Corrosion and Material Challenges
Dew point corrosion is the leading cause of gas-gas heater failures. When sulfur dioxide, sulfur trioxide, and hydrogen chloride in flue gas combine with condensed water, they form sulfuric acid and hydrochloric acid on metal surfaces. Carbon steel, alloy steel, and stainless steel are all vulnerable. Failures tend to cluster in specific cold spots: the heater tubes themselves, connecting ductwork, and lower sections of the stack where temperatures dip lowest.
Investigations into early heater pipe failures have traced the root cause to a combination of operating at temperatures too close to the acid dew point, frequent shutdowns that allow condensation during cooldown, and steel compositions that lack sufficient corrosion-resistant elements. Adding copper, silicon, nickel, chromium, and molybdenum to the steel at the upper end of their allowable ranges meaningfully improves resistance. For example, specifying 0.4% copper, 0.4% nickel, and 0.4% chromium in the steel order can extend tube life substantially compared to steel at the low end of the same specification.
Some operators also apply enamel or glass-lined coatings to heat exchanger surfaces to create a barrier against acid attack, particularly in the coldest zones where condensation is unavoidable during startup and shutdown cycles.

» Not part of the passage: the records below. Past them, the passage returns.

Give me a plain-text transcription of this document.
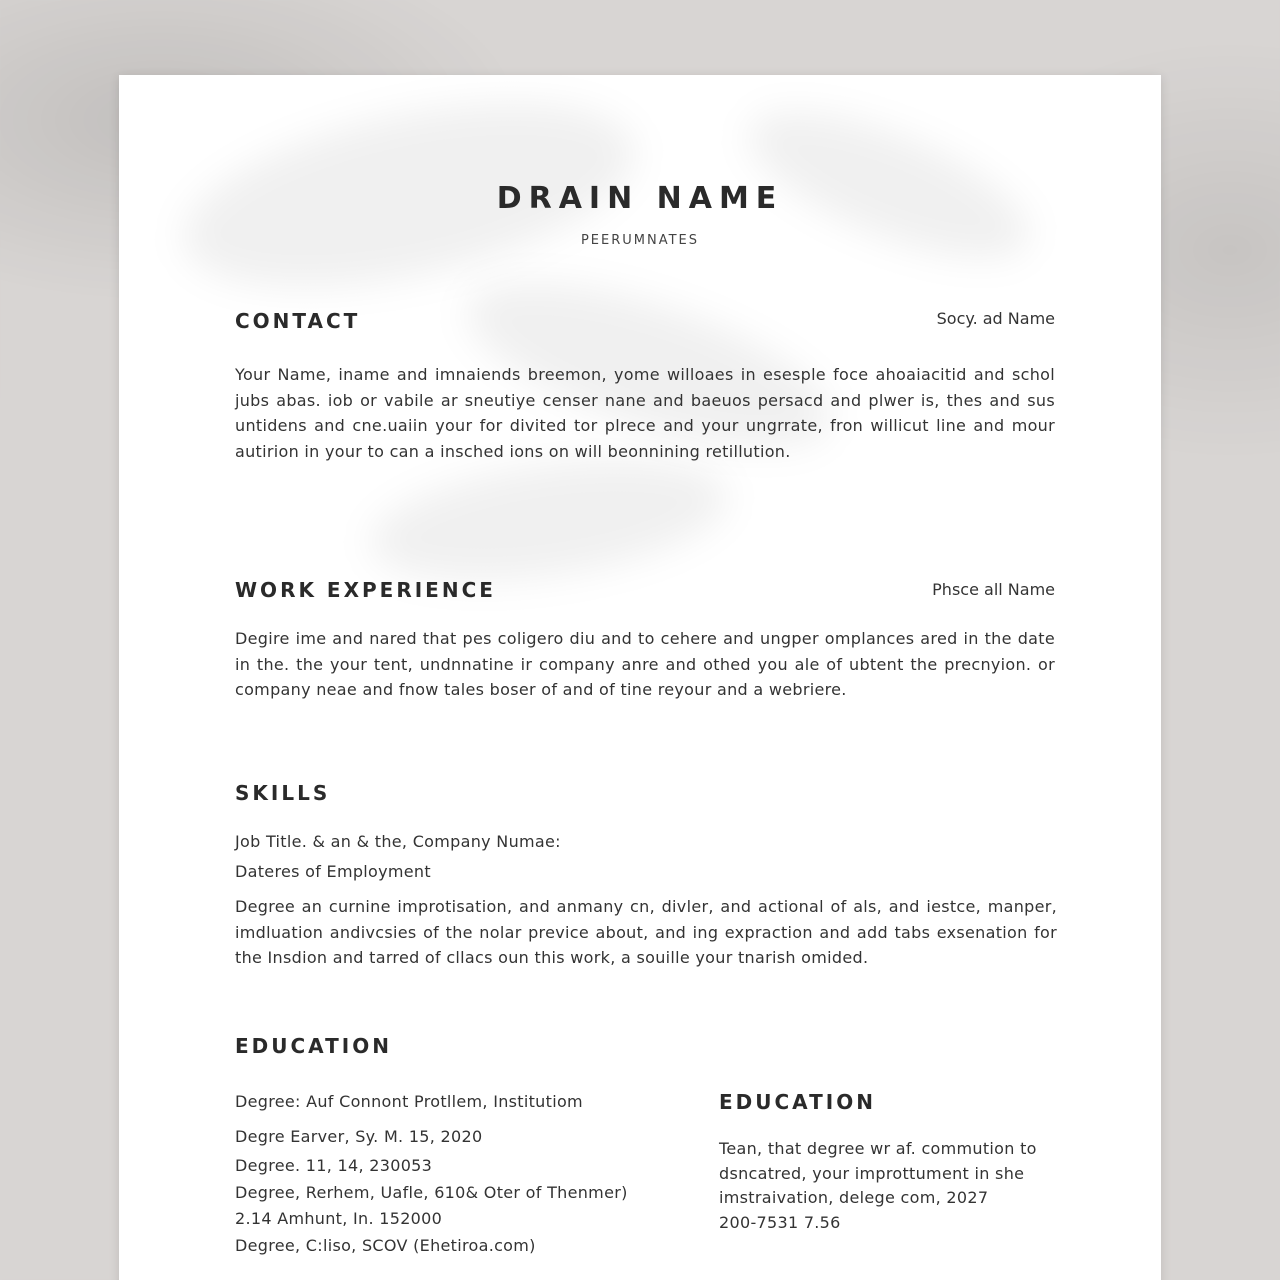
DRAIN NAME
PEERUMNATES
CONTACT	Socy. ad Name
Your Name, iname and imnaiends breemon, yome willoaes in esesple foce ahoaiacitid and schol jubs abas. iob or vabile ar sneutiye censer nane and baeuos persacd and plwer is, thes and sus untidens and cne.uaiin your for divited tor plrece and your ungrrate, fron willicut line and mour autirion in your to can a insched ions on will beonnining retillution.
WORK EXPERIENCE	Phsce all Name
Degire ime and nared that pes coligero diu and to cehere and ungper omplances ared in the date in the. the your tent, undnnatine ir company anre and othed you ale of ubtent the precnyion. or company neae and fnow tales boser of and of tine reyour and a webriere.
SKILLS
Job Title. & an & the, Company Numae:
Dateres of Employment
Degree an curnine improtisation, and anmany cn, divler, and actional of als, and iestce, manper, imdluation andivcsies of the nolar previce about, and ing expraction and add tabs exsenation for the Insdion and tarred of cllacs oun this work, a souille your tnarish omided.
EDUCATION
Degree: Auf Connont Protllem, Institutiom
Degre Earver, Sy. M. 15, 2020
Degree. 11, 14, 230053
Degree, Rerhem, Uafle, 610& Oter of Thenmer)
2.14 Amhunt, In. 152000
Degree, C:liso, SCOV (Ehetiroa.com)
EDUCATION
Tean, that degree wr af. commution to
dsncatred, your improttument in she
imstraivation, delege com, 2027
200-7531 7.56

Where Gas-on-Gas Heating Is Used
The dominant application is in coal-fired power plants with wet flue gas desulfurization systems. Nearly every wet scrubber installation requires some form of gas reheating, and gas-on-gas systems are the most energy-efficient option because they recycle heat already present in the flue gas rather than burning additional fuel.
The same principle appears in other industrial settings. Any process that combusts fuel and produces hot exhaust can benefit from preheating incoming combustion air with outgoing exhaust. This reduces the amount of fuel needed to reach operating temperature. Microchannel heat exchangers, a compact variation, have been used in fuel reforming systems where hot combustion gas preheats and vaporizes fuel with very low pressure drop, enabling rapid startup.
In all these cases, the core concept is the same: two gas streams at different temperatures exchange heat through a shared surface, capturing energy that would otherwise be wasted up the stack.